Pour Xerfi, le déploiement d’une telle technologie bouleverse surtout les organisations et requiert de lourds investissements à la rentabilité incertaine. Banques et assurances doivent par conséquent relever trois principaux défis : réorganiser les ressources humaines, gérer les phénomènes de dépendance technologique et autres coûts de transfert, protéger les données (forcément sensibles) des clients.

« Banques et assurances devront alors miser sur l’amélioration de l’offre pour convaincre le client d’adhérer aux conditions d’utilisation de ces nouvelles technologies. Et dans ce domaine, les possibilités ne manquent pas. L’exploitation d’importants volumes de données non structurées grâce à l’IA peut ainsi permettre aux banques et assureurs de personnaliser les offres, les risques et les tarifs. L’intelligence artificielle est également une carte à jouer pour enrichir les services proposés à l’image de l’assistance juridique gratuite proposée par Axa. »

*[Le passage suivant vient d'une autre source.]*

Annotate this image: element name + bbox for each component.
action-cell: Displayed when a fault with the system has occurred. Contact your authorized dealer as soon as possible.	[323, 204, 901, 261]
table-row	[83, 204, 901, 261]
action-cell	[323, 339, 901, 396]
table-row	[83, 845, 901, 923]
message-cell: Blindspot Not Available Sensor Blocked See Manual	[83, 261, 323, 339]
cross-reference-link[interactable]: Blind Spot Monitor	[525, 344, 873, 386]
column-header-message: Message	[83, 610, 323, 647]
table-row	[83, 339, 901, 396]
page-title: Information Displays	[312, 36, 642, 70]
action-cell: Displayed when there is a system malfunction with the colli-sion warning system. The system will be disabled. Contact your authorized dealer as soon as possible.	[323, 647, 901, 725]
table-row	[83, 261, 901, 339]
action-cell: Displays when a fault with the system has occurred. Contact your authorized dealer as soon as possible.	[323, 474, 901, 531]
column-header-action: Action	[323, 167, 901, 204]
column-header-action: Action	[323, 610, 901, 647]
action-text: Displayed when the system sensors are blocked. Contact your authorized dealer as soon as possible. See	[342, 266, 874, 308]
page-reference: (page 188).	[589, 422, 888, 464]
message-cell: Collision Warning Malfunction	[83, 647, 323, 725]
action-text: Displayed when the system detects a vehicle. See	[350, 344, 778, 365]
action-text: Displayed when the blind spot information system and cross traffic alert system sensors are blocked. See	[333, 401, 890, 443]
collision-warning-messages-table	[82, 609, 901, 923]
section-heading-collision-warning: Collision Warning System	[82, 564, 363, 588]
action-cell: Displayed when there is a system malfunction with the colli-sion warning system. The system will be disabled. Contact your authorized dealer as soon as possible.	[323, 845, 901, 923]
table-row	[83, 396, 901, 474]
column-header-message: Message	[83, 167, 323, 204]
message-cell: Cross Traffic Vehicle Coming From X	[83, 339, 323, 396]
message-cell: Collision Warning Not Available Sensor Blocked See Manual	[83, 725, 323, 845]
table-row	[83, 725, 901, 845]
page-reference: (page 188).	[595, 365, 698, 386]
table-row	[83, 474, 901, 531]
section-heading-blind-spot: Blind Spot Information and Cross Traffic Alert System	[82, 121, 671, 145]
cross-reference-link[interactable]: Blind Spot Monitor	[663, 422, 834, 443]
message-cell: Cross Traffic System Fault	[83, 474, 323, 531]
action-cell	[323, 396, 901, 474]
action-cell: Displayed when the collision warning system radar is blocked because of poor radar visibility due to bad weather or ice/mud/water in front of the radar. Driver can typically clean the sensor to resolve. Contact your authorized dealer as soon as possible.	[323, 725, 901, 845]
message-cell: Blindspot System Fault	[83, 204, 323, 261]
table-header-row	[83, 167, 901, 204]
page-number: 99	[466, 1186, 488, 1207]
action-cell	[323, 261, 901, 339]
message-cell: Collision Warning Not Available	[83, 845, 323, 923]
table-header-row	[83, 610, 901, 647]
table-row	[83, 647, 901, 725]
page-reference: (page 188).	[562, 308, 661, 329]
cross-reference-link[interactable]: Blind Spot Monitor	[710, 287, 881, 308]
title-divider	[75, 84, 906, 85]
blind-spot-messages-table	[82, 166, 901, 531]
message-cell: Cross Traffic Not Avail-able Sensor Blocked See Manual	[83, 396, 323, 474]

Plus globalement, les opportunités se multiplieront au fur et à mesure des avances en matière de conception d’intelligence artificielle, qui reste encore à un stade précoce ou faible. Car, aujourd’hui, ces systèmes ne prennent en charge que des tâches spécifiques, répétitives et logico-déductives. « Une forme d’intelligence, certes très efficace, parfois plus rapide et performante que l’homme, mais peu créative », jugent les experts de Xerfi.